Belbo, il piemontese redattore editoriale, uno dei protagonisti del romanzo, a una certo punto spiega a Casaubon, l’io narrante – ma Eco si indentifica più in Belbo che in Casaubon: “Sarà l’atmosfera della chiesa” - il Conservatorio parigino delle Arti e Mestieri che ospita il pendolo si trova nel vecchio Priorato di Saint-Martin-des-Champs, laicizzato nel 1789 - “ma le assicuro che si prova una sensazione molto forte.
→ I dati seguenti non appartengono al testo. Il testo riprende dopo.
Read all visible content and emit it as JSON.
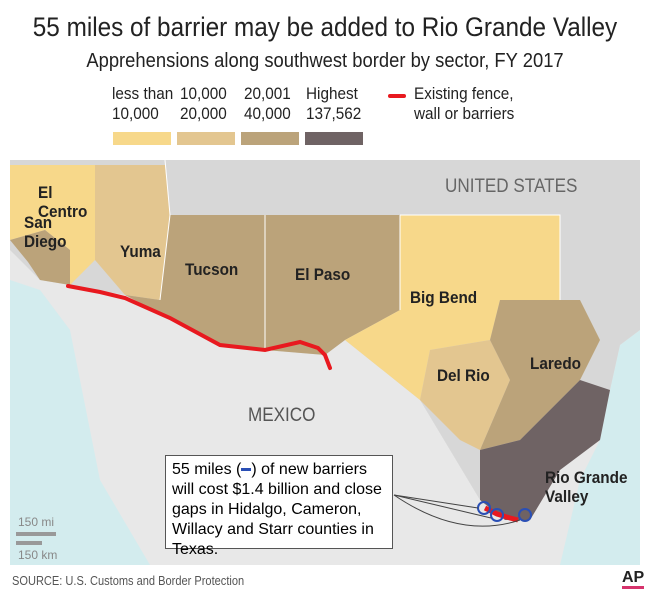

L’idea che tutto scorra e solo là in alto esista l’unico punto fermo dell’universo… Per chi non ha fede è un modo per ritrovare Dio, e senza mettere in gioco la propria miscredenza, perché di tratta di un Polo Nulla”.
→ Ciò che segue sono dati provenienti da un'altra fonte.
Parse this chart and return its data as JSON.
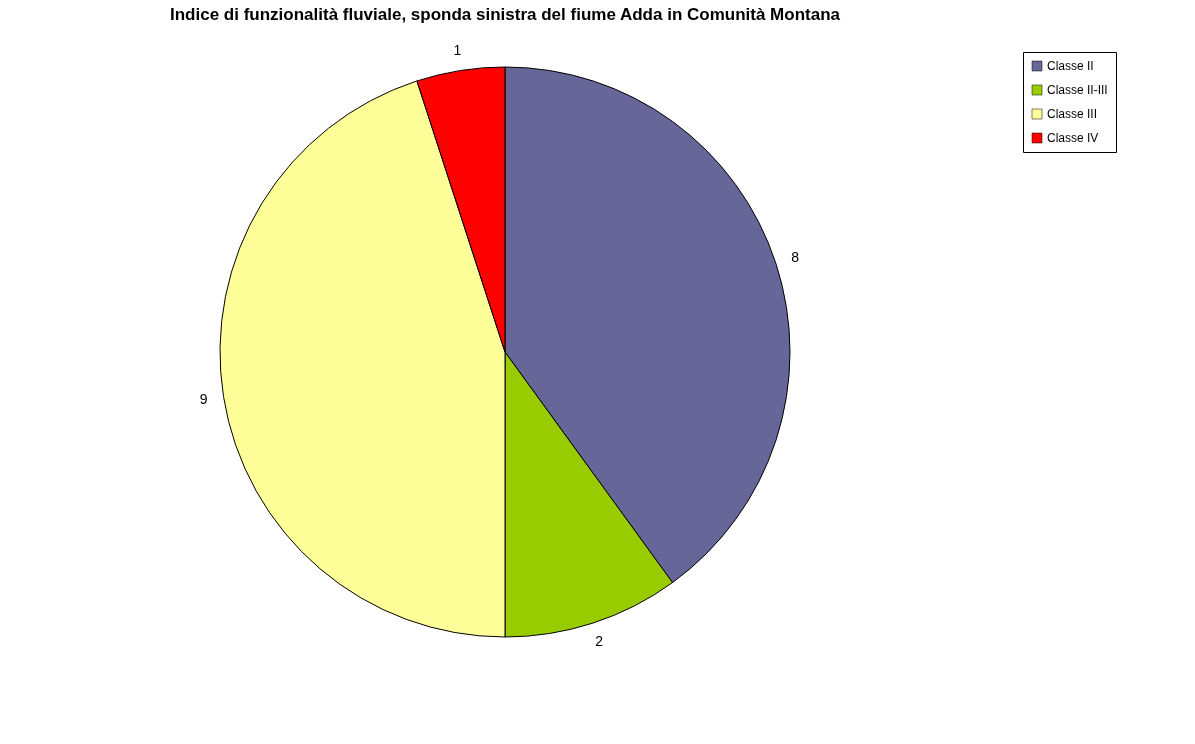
{
  "chart_data": {
    "type": "pie",
    "title": "Indice di funzionalità fluviale, sponda sinistra del fiume Adda in Comunità Montana",
    "categories": [
      "Classe II",
      "Classe II-III",
      "Classe III",
      "Classe IV"
    ],
    "values": [
      8,
      2,
      9,
      1
    ],
    "colors": [
      "#666699",
      "#99cc00",
      "#ffff99",
      "#ff0000"
    ],
    "data_labels": true,
    "legend": "right"
  }
}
Una teoria metafisica e fisica a cui Eco credeva – la credeva, ingenuamente, scientifica. Lo spiegava all’uscita del “Pendolo” a Ferdinando Adornato sull’ “Espresso” del 9 ottobre 1988: “Il pendolo corrispondeva alla perfezione ad alcune mie invenzioni letterarie. Invenzioni che ho verificato sul piano scientifico prima con un giovane fisico incontrato per caso in una trattoria bolognese nel 1982, poi con Mario Salvadori, uno scienziato geniale che collaborò con Fermi al progetto Manhattan”.

Transnazionale – Non si contano più gli scrittori italiani di madrelingue diversa, tedesca, inglese, araba, amharà, etc.:  Ornela Vorpsi, Helena Janeczek, Amara Lakhous, Younis Tawfik, Talye Selasi, Helene Paraskeva, Christiana de Caldars Brito, e tanti altri. Dopoun apprendistato breve e recente. Fino a Jumpha Lahiri, che da autore di successo in inglese negli Usa, ha scelto l’Italia e l’italiano, come spiega nell’emozionante “In altre parole”.
Sono italianizzati anche scrittori tedeschi. Di una lingua madre cioè di cui è stata autorevolmente teorizzata l’inseparabilità, e più dagli esclusi dalla politica razziale, da Paul Celan, Nelly Sachs, Hannah Arendt con più costanza, e a suo modo, con la parlata inglese teutonica, dopo ottanta e più anni, da Kissinger. L’elenco anche qui è lungo, bastino alcuni nomi di spessore: Edith Bruck,  Helga Schneider, Helena Janeczek, nate in tedesco.
Si può ipotizzare una scrittura transnazionale? La lingua, che si ipotizzava barriera insuperabile della nazionalità, e sua linfa, è invece adattabile? È la prospettiva che Frederika Randall, la più stimata traduttrice oggi dall’italiano all’inglese (Meneghello e Nievo trta i tanti), espone nel contributo “Unbeloging”, non appartenenza, a un convegno sulla traduzione, “Translating ‘Local’ Flavor for Global Audiences: Transnational Perspectives in Italian Studies”, organizzato a Vancouver, per l’università della British Columbia, da Elisa Segnini:

Il caso che porta supera ogni dubbio: è quello di Alessandro Spina, l’autore dei “Confini dell’ombra”, premio Bagutta 2007, morto due anni fa. Pseudonimo di Vassilij Khuzam, nato a Bengasi da famiglia maronita siriana di Aleppo. Laureato in lettere a Milano, poi dirigente a Bengasi di un’azienda tessile, di proprietà familiare - per un decennio ancora dopo  l’espulsione delle comunità straniere (coloniali) da parte di Gheddafi nel 1970, fino cioè alla nazionalizzazione dell’azienda nel 1979. Si stabilirà allora in Italia, si naturalizzerà, e si avvierà alla scrittura. Che aveva tentato con un certo credito già nel 1962, con un racconto pubblicato da Scheiwiller, e poi aveva abbandonato, insieme con la lingua.